Take the case of a man from an old Bernardston tribe I won’t identify but natives of that town and many surrounding towns would recognize the family as hunters familiar with the wilds. Finally, after reading about 50 columns I have devoted to cougars over the past eight or 10 years, this man decided to chime in, responding to a New Year’s Day North Leyden sighting by Edward Caron, a man with Leyden roots likely deeper than the oldest sugar maple in town. Apparently, the fact that a rock-ribbed source like Caron would go public was enough to smoke out this man’s cougar tale, which occurred while deer hunting in southern Vermont many years ago. He credited the many Recorder stories he had read for drawing out his first disclosure of that old sighting; and now, after reading of Caron’s sighting, he was ready to share it with me in writing. So here it is, a sighting that occurring while hunting with his brother 20 or 25 years ago in “the West Brattleboro area:”

The brothers employed a traditional deer-hunting routine of entering the woods at first light and sitting in their stands for a few hours before regrouping at the truck for a 10 a.m. coffee break and strategy session. Well, because my source was experiencing a quiet day in his stand, he got restless and walked down the hill toward the truck a little earlier than planned, deciding to change his location to a site looking down at a stonewall 35 feet in front of him. He sat down and hadn’t totally settled in when he noticed movement coming his way from the other side of the wall. Thinking it was a deer, he got ready and waited for the animal to cross the wall, “but instead it jumped up on the wall and walked it. There was no mistaking what it was. I could see every muscle in its body and its long tail.”

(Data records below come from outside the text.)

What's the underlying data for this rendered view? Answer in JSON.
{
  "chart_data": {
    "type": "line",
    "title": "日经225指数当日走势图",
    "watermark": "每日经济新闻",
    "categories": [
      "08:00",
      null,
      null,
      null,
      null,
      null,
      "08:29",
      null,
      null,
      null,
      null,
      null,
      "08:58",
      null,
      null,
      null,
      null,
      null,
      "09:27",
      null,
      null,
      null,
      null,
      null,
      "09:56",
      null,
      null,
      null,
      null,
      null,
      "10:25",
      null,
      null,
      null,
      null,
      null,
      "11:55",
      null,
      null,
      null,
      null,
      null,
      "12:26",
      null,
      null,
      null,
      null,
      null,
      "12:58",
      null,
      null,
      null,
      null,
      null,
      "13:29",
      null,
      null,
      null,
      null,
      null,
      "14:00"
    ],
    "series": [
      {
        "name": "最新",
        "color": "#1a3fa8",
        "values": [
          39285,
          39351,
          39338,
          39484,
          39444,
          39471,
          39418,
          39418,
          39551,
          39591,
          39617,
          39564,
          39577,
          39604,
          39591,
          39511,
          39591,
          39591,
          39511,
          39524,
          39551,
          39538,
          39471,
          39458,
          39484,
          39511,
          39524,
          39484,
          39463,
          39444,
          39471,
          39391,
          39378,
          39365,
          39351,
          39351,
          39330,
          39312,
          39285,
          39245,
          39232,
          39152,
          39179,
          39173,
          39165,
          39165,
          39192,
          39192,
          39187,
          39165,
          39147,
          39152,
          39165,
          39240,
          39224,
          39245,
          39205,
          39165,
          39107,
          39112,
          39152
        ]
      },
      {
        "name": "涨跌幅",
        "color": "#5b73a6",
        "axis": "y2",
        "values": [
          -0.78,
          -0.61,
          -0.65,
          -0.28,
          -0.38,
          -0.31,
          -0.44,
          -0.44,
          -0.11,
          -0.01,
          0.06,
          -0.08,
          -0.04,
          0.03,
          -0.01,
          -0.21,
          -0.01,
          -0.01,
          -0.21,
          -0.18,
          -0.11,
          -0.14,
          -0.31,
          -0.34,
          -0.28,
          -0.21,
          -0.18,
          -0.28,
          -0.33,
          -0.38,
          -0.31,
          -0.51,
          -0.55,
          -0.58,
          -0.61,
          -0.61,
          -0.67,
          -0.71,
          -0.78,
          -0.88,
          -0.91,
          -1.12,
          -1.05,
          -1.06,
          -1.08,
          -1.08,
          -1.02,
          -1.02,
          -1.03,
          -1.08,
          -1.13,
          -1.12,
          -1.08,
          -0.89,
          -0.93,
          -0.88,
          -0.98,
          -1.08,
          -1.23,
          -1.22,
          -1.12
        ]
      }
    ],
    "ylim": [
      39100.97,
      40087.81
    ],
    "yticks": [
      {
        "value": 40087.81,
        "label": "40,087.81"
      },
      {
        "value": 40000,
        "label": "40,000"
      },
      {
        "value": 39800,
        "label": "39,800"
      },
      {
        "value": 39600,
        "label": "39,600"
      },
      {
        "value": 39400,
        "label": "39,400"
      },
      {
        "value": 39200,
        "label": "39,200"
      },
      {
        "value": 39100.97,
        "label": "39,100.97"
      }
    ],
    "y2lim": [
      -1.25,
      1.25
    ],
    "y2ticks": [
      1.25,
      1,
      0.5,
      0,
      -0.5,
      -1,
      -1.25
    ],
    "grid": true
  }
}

The cat finally left the wall to the hunter’s left and sauntered up the hill away from him and out of sight. “After rubbing my eyes a dozen times, I still couldn’t believe what I had just seen,” he wrote, “and when I returned to the truck where my brother was, I never told him about it because he wouldn’t have believed me. In fact, I never told anyone about it until you started writing about it. I can still picture that cat in my mind. It was amazing. … You can believe that report from Caron. I know the gang.”

Enough said … for now … in a continuing saga with bold muscular legs.